Opposition Treasury spokesman Steve Thomas said WA taxpayers were entitled to ask if they were benefiting sufficiently from the iron ore-driven windfall of the past few years.

“The people of Western Australia are not getting the level of service in all of those other areas that they should be,” he said. “You shouldn’t have this mountain of wealth and still have problems in health, in education, and particularly in law and justice.

“All of those areas where this government should be performing at a particularly high level, they’re barely getting a pass mark, and in some cases, they’re failing, and that should not be occurring with the level of wealth that this state has.”

The latest big surplus out of the west will provide further ammunition for Mr McGowan’s fellow Labor premiers and treasurers in other states.

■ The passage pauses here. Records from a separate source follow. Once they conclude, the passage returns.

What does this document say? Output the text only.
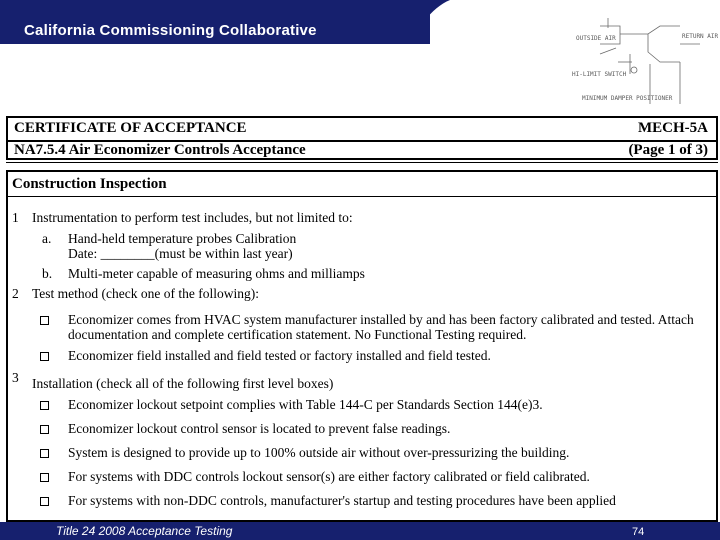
California Commissioning Collaborative	OUTSIDE AIR	RETURN AIR
HI-LIMIT SWITCH
MINIMUM DAMPER POSITIONER
CERTIFICATE OF ACCEPTANCE	MECH-5A
NA7.5.4 Air Economizer Controls Acceptance	(Page 1 of 3)
Construction Inspection
1 Instrumentation to perform test includes, but not limited to:
a. Hand-held temperature probes Calibration
Date: ________(must be within last year)
b. Multi-meter capable of measuring ohms and milliamps
2 Test method (check one of the following):
Economizer comes from HVAC system manufacturer installed by and has been factory calibrated and tested. Attach
documentation and complete certification statement. No Functional Testing required.
Economizer field installed and field tested or factory installed and field tested.
3 Installation (check all of the following first level boxes)
Economizer lockout setpoint complies with Table 144-C per Standards Section 144(e)3.
Economizer lockout control sensor is located to prevent false readings.
System is designed to provide up to 100% outside air without over-pressurizing the building.
For systems with DDC controls lockout sensor(s) are either factory calibrated or field calibrated.
For systems with non-DDC controls, manufacturer's startup and testing procedures have been applied
Title 24 2008 Acceptance Testing	74
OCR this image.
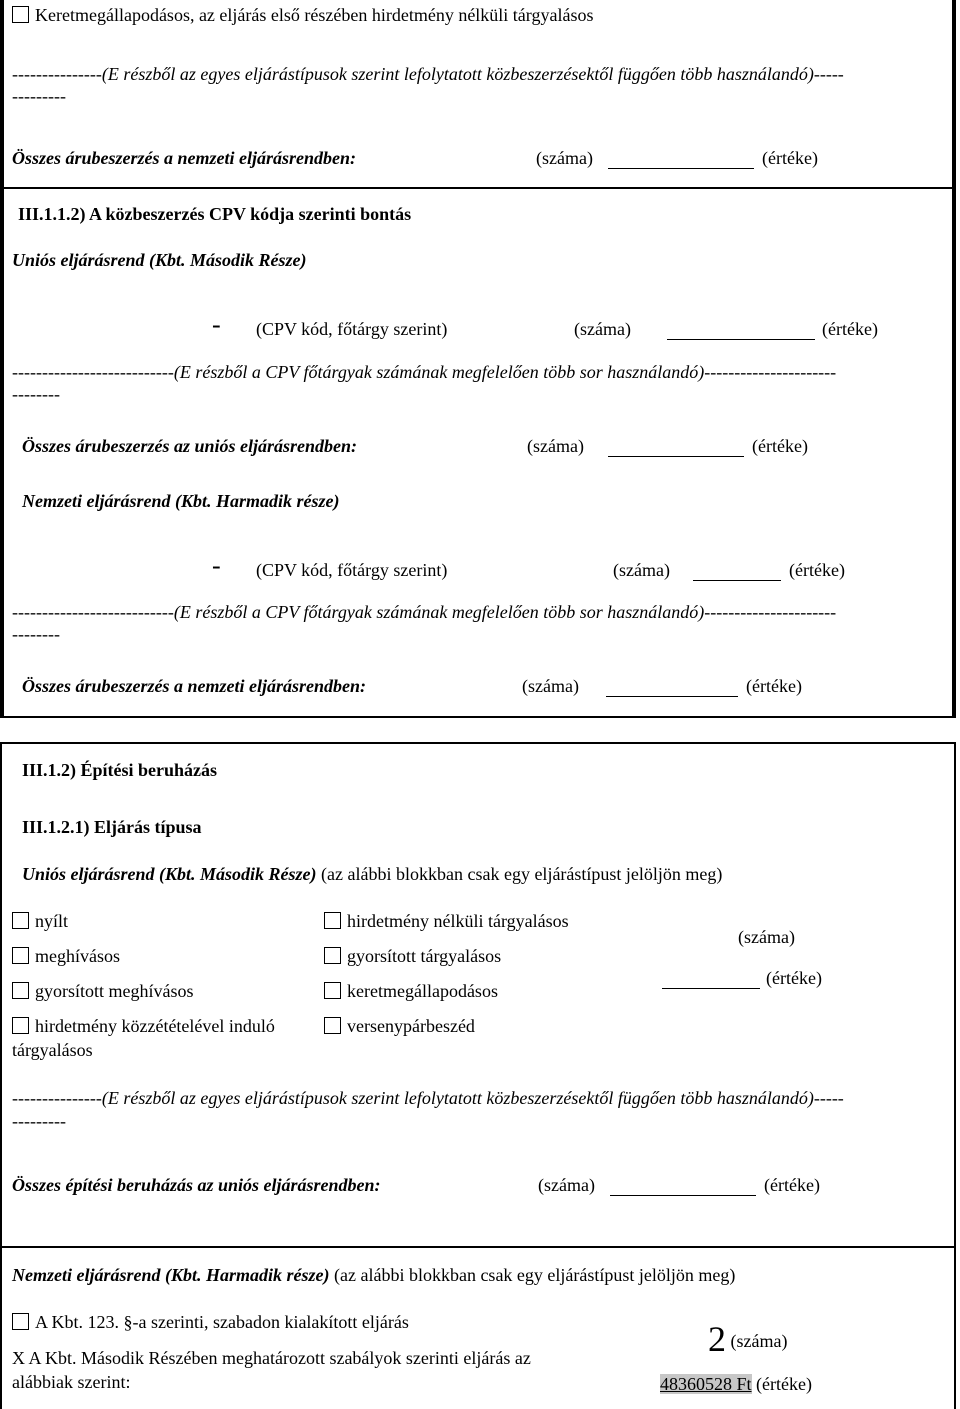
Keretmegállapodásos, az eljárás első részében hirdetmény nélküli tárgyalásos
---------------(E részből az egyes eljárástípusok szerint lefolytatott közbeszerzésektől függően több használandó)-----
---------
Összes árubeszerzés a nemzeti eljárásrendben:	(száma)	(értéke)
III.1.1.2) A közbeszerzés CPV kódja szerinti bontás
Uniós eljárásrend (Kbt. Második Része)
- (CPV kód, főtárgy szerint)	(száma)	(értéke)
---------------------------(E részből a CPV főtárgyak számának megfelelően több sor használandó)----------------------
--------
Összes árubeszerzés az uniós eljárásrendben:	(száma)	(értéke)
Nemzeti eljárásrend (Kbt. Harmadik része)
- (CPV kód, főtárgy szerint)	(száma)	(értéke)
---------------------------(E részből a CPV főtárgyak számának megfelelően több sor használandó)----------------------
--------
Összes árubeszerzés a nemzeti eljárásrendben:	(száma)	(értéke)
III.1.2) Építési beruházás
III.1.2.1) Eljárás típusa
Uniós eljárásrend (Kbt. Második Része) (az alábbi blokkban csak egy eljárástípust jelöljön meg)
nyílt
meghívásos
gyorsított meghívásos
hirdetmény közzétételével induló
tárgyalásos
hirdetmény nélküli tárgyalásos
gyorsított tárgyalásos
keretmegállapodásos
versenypárbeszéd
(száma)
(értéke)
---------------(E részből az egyes eljárástípusok szerint lefolytatott közbeszerzésektől függően több használandó)-----
---------
Összes építési beruházás az uniós eljárásrendben:	(száma)	(értéke)
Nemzeti eljárásrend (Kbt. Harmadik része) (az alábbi blokkban csak egy eljárástípust jelöljön meg)
A Kbt. 123. §-a szerinti, szabadon kialakított eljárás
X A Kbt. Második Részében meghatározott szabályok szerinti eljárás az
alábbiak szerint:
2 (száma)
48360528 Ft (értéke)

Both NSW and Victoria have previously queried whether the GST floor put in place by the Turnbull government – which guaranteed WA would retain at least 70c in every dollar of GST revenue it generates – should be maintained.

Mr McGowan cited the threat of changes to the GST when he named himself Treasurer in 2021, and has committed $1.6m in the budget to fund three more Treasury workers who will be dedicated to trying to preserve the current system.

“Mark McGowan is making it harder, not easier, to argue that WA should retain its GST by flashing around his wealth and massive surpluses and waving it in the face of eastern states and claiming some sort of credit for it, when the reality is that he has been the beneficiary of an iron ore resources boom unparalleled in our history,” Mr Thomas said.

Aaron Morey, the chief economist at the Chamber of Commerce and Industry of WA, said that prior to the introduction of the GST floor, states were effectively being penalised for letting their mining and oil and gas industries grow.

“The most important thing to remember is it was reformed in the national interest, it was reformed because it incentivises states to develop their economies and their resources,” Mr Morey told The Australian.